ICA's annual report of 2018 showed that the number of contraband cases has increased last year.

1) The metal cutting machine which was used to conceal the duty-unpaid cigarettes. 2) The metal cutting machine being pried open. 3) Duty-unpaid cigarettes found inside the metal cutting machine. ICA

The Immigration and Checkpoints Authority (ICA) said that their officers have conducted a search on a 20-footer container at an industrial building in Tuas and recovered more than 4000 cartons of duty-unpaid cigarettes on March 26.

In a news release, ICA said that the container was earlier presented for clearance at the Tanjong Pagar Scanning Station, where the officials detected anomalies in the scanned images of the consignment declared as "metal cutting machine".

Later, the container was sealed by the ICA officers for further checking at the trader's premises.

While checking the container the ICA officers observed that there was a black plastic inside the machine.

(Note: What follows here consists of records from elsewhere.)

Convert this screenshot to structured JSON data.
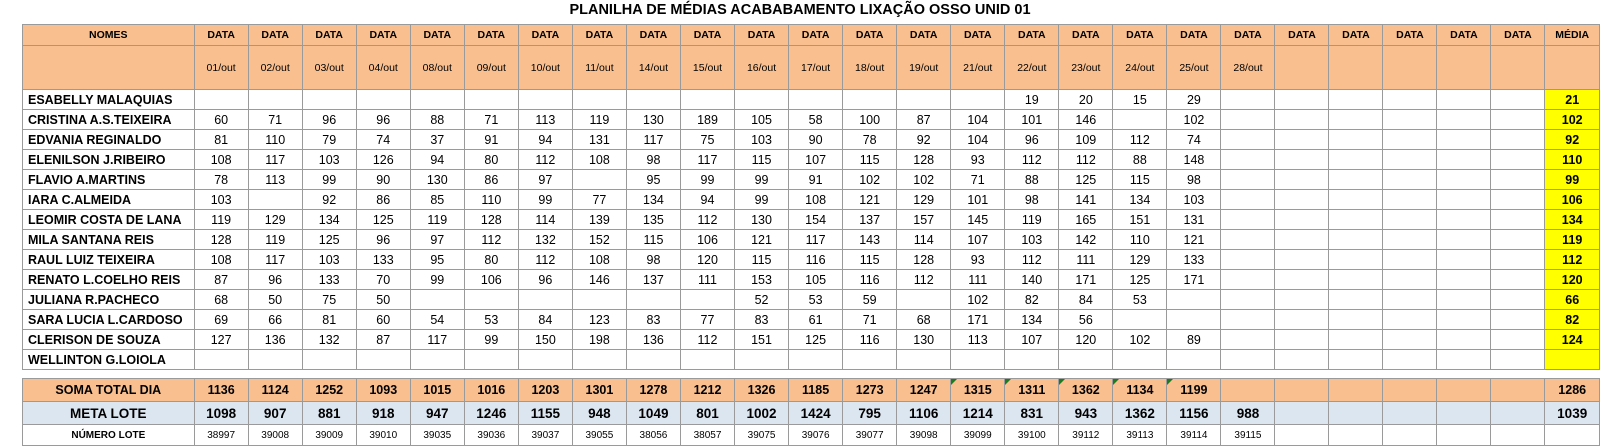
{
  "title": "PLANILHA DE MÉDIAS ACABABAMENTO LIXAÇÃO OSSO UNID 01",
  "headers": {
    "names": "NOMES",
    "data_label": "DATA",
    "media": "MÉDIA",
    "dates": [
      "01/out",
      "02/out",
      "03/out",
      "04/out",
      "08/out",
      "09/out",
      "10/out",
      "11/out",
      "14/out",
      "15/out",
      "16/out",
      "17/out",
      "18/out",
      "19/out",
      "21/out",
      "22/out",
      "23/out",
      "24/out",
      "25/out",
      "28/out",
      "",
      "",
      "",
      "",
      ""
    ]
  },
  "rows": [
    {
      "name": "ESABELLY MALAQUIAS",
      "values": [
        "",
        "",
        "",
        "",
        "",
        "",
        "",
        "",
        "",
        "",
        "",
        "",
        "",
        "",
        "",
        "19",
        "20",
        "15",
        "29",
        "",
        "",
        "",
        "",
        "",
        ""
      ],
      "avg": "21"
    },
    {
      "name": "CRISTINA A.S.TEIXEIRA",
      "values": [
        "60",
        "71",
        "96",
        "96",
        "88",
        "71",
        "113",
        "119",
        "130",
        "189",
        "105",
        "58",
        "100",
        "87",
        "104",
        "101",
        "146",
        "",
        "102",
        "",
        "",
        "",
        "",
        "",
        ""
      ],
      "avg": "102"
    },
    {
      "name": "EDVANIA REGINALDO",
      "values": [
        "81",
        "110",
        "79",
        "74",
        "37",
        "91",
        "94",
        "131",
        "117",
        "75",
        "103",
        "90",
        "78",
        "92",
        "104",
        "96",
        "109",
        "112",
        "74",
        "",
        "",
        "",
        "",
        "",
        ""
      ],
      "avg": "92"
    },
    {
      "name": "ELENILSON J.RIBEIRO",
      "values": [
        "108",
        "117",
        "103",
        "126",
        "94",
        "80",
        "112",
        "108",
        "98",
        "117",
        "115",
        "107",
        "115",
        "128",
        "93",
        "112",
        "112",
        "88",
        "148",
        "",
        "",
        "",
        "",
        "",
        ""
      ],
      "avg": "110"
    },
    {
      "name": "FLAVIO A.MARTINS",
      "values": [
        "78",
        "113",
        "99",
        "90",
        "130",
        "86",
        "97",
        "",
        "95",
        "99",
        "99",
        "91",
        "102",
        "102",
        "71",
        "88",
        "125",
        "115",
        "98",
        "",
        "",
        "",
        "",
        "",
        ""
      ],
      "avg": "99"
    },
    {
      "name": "IARA C.ALMEIDA",
      "values": [
        "103",
        "",
        "92",
        "86",
        "85",
        "110",
        "99",
        "77",
        "134",
        "94",
        "99",
        "108",
        "121",
        "129",
        "101",
        "98",
        "141",
        "134",
        "103",
        "",
        "",
        "",
        "",
        "",
        ""
      ],
      "avg": "106"
    },
    {
      "name": "LEOMIR COSTA DE LANA",
      "values": [
        "119",
        "129",
        "134",
        "125",
        "119",
        "128",
        "114",
        "139",
        "135",
        "112",
        "130",
        "154",
        "137",
        "157",
        "145",
        "119",
        "165",
        "151",
        "131",
        "",
        "",
        "",
        "",
        "",
        ""
      ],
      "avg": "134"
    },
    {
      "name": "MILA SANTANA REIS",
      "values": [
        "128",
        "119",
        "125",
        "96",
        "97",
        "112",
        "132",
        "152",
        "115",
        "106",
        "121",
        "117",
        "143",
        "114",
        "107",
        "103",
        "142",
        "110",
        "121",
        "",
        "",
        "",
        "",
        "",
        ""
      ],
      "avg": "119"
    },
    {
      "name": "RAUL LUIZ TEIXEIRA",
      "values": [
        "108",
        "117",
        "103",
        "133",
        "95",
        "80",
        "112",
        "108",
        "98",
        "120",
        "115",
        "116",
        "115",
        "128",
        "93",
        "112",
        "111",
        "129",
        "133",
        "",
        "",
        "",
        "",
        "",
        ""
      ],
      "avg": "112"
    },
    {
      "name": "RENATO L.COELHO REIS",
      "values": [
        "87",
        "96",
        "133",
        "70",
        "99",
        "106",
        "96",
        "146",
        "137",
        "111",
        "153",
        "105",
        "116",
        "112",
        "111",
        "140",
        "171",
        "125",
        "171",
        "",
        "",
        "",
        "",
        "",
        ""
      ],
      "avg": "120"
    },
    {
      "name": "JULIANA R.PACHECO",
      "values": [
        "68",
        "50",
        "75",
        "50",
        "",
        "",
        "",
        "",
        "",
        "",
        "52",
        "53",
        "59",
        "",
        "102",
        "82",
        "84",
        "53",
        "",
        "",
        "",
        "",
        "",
        "",
        ""
      ],
      "avg": "66"
    },
    {
      "name": "SARA LUCIA L.CARDOSO",
      "values": [
        "69",
        "66",
        "81",
        "60",
        "54",
        "53",
        "84",
        "123",
        "83",
        "77",
        "83",
        "61",
        "71",
        "68",
        "171",
        "134",
        "56",
        "",
        "",
        "",
        "",
        "",
        "",
        "",
        ""
      ],
      "avg": "82"
    },
    {
      "name": "CLERISON DE SOUZA",
      "values": [
        "127",
        "136",
        "132",
        "87",
        "117",
        "99",
        "150",
        "198",
        "136",
        "112",
        "151",
        "125",
        "116",
        "130",
        "113",
        "107",
        "120",
        "102",
        "89",
        "",
        "",
        "",
        "",
        "",
        ""
      ],
      "avg": "124"
    },
    {
      "name": "WELLINTON G.LOIOLA",
      "values": [
        "",
        "",
        "",
        "",
        "",
        "",
        "",
        "",
        "",
        "",
        "",
        "",
        "",
        "",
        "",
        "",
        "",
        "",
        "",
        "",
        "",
        "",
        "",
        "",
        ""
      ],
      "avg": ""
    }
  ],
  "soma": {
    "label": "SOMA TOTAL DIA",
    "values": [
      "1136",
      "1124",
      "1252",
      "1093",
      "1015",
      "1016",
      "1203",
      "1301",
      "1278",
      "1212",
      "1326",
      "1185",
      "1273",
      "1247",
      "1315",
      "1311",
      "1362",
      "1134",
      "1199",
      "",
      "",
      "",
      "",
      "",
      ""
    ],
    "total": "1286"
  },
  "meta": {
    "label": "META LOTE",
    "values": [
      "1098",
      "907",
      "881",
      "918",
      "947",
      "1246",
      "1155",
      "948",
      "1049",
      "801",
      "1002",
      "1424",
      "795",
      "1106",
      "1214",
      "831",
      "943",
      "1362",
      "1156",
      "988",
      "",
      "",
      "",
      "",
      ""
    ],
    "total": "1039"
  },
  "numero": {
    "label": "NÚMERO LOTE",
    "values": [
      "38997",
      "39008",
      "39009",
      "39010",
      "39035",
      "39036",
      "39037",
      "39055",
      "38056",
      "38057",
      "39075",
      "39076",
      "39077",
      "39098",
      "39099",
      "39100",
      "39112",
      "39113",
      "39114",
      "39115",
      "",
      "",
      "",
      "",
      ""
    ],
    "total": ""
  },
  "colors": {
    "header": "#f9bf8f",
    "average": "#ffff00",
    "meta": "#dce6f1"
  }
}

Then the officers opened the machine and uncovered a total amount of 4260 cartons and 140 packets of duty-unpaid cigarettes, which were seized by the ICA officers immediately.

ICA clarified that the total duty and Goods and Services Tax (GST) evaded amounted to about $364,999.60 and $26,914.24 respectively. However, the authority has handed over the case to the Singapore Customs for further investigation.

ICA's annual statistics of 2018 states that the number of contraband cases detected at ICA's checkpoints has increased by 19 percent from 90327 in 2017 to 107771 in last year.

In 2018, lorries and heavy commercial vehicles continued to be one of the most common conveyances for contraband items. This is of concern because the sheer size of such vehicles allows large quantities of contraband items or even security-sensitive materials such as toxic industrial chemicals and explosives to be concealed within the consignments or the modified compartments of these vehicles.

To address some of these challenges, ICA uses radiographic scanners to scan cargo vehicles, and implemented bus scanners at Tuas Checkpoint last year. These scanners are able to screen huge buses and cargo vehicles, allowing us to identify secret compartments and contraband items more effectively and quickly.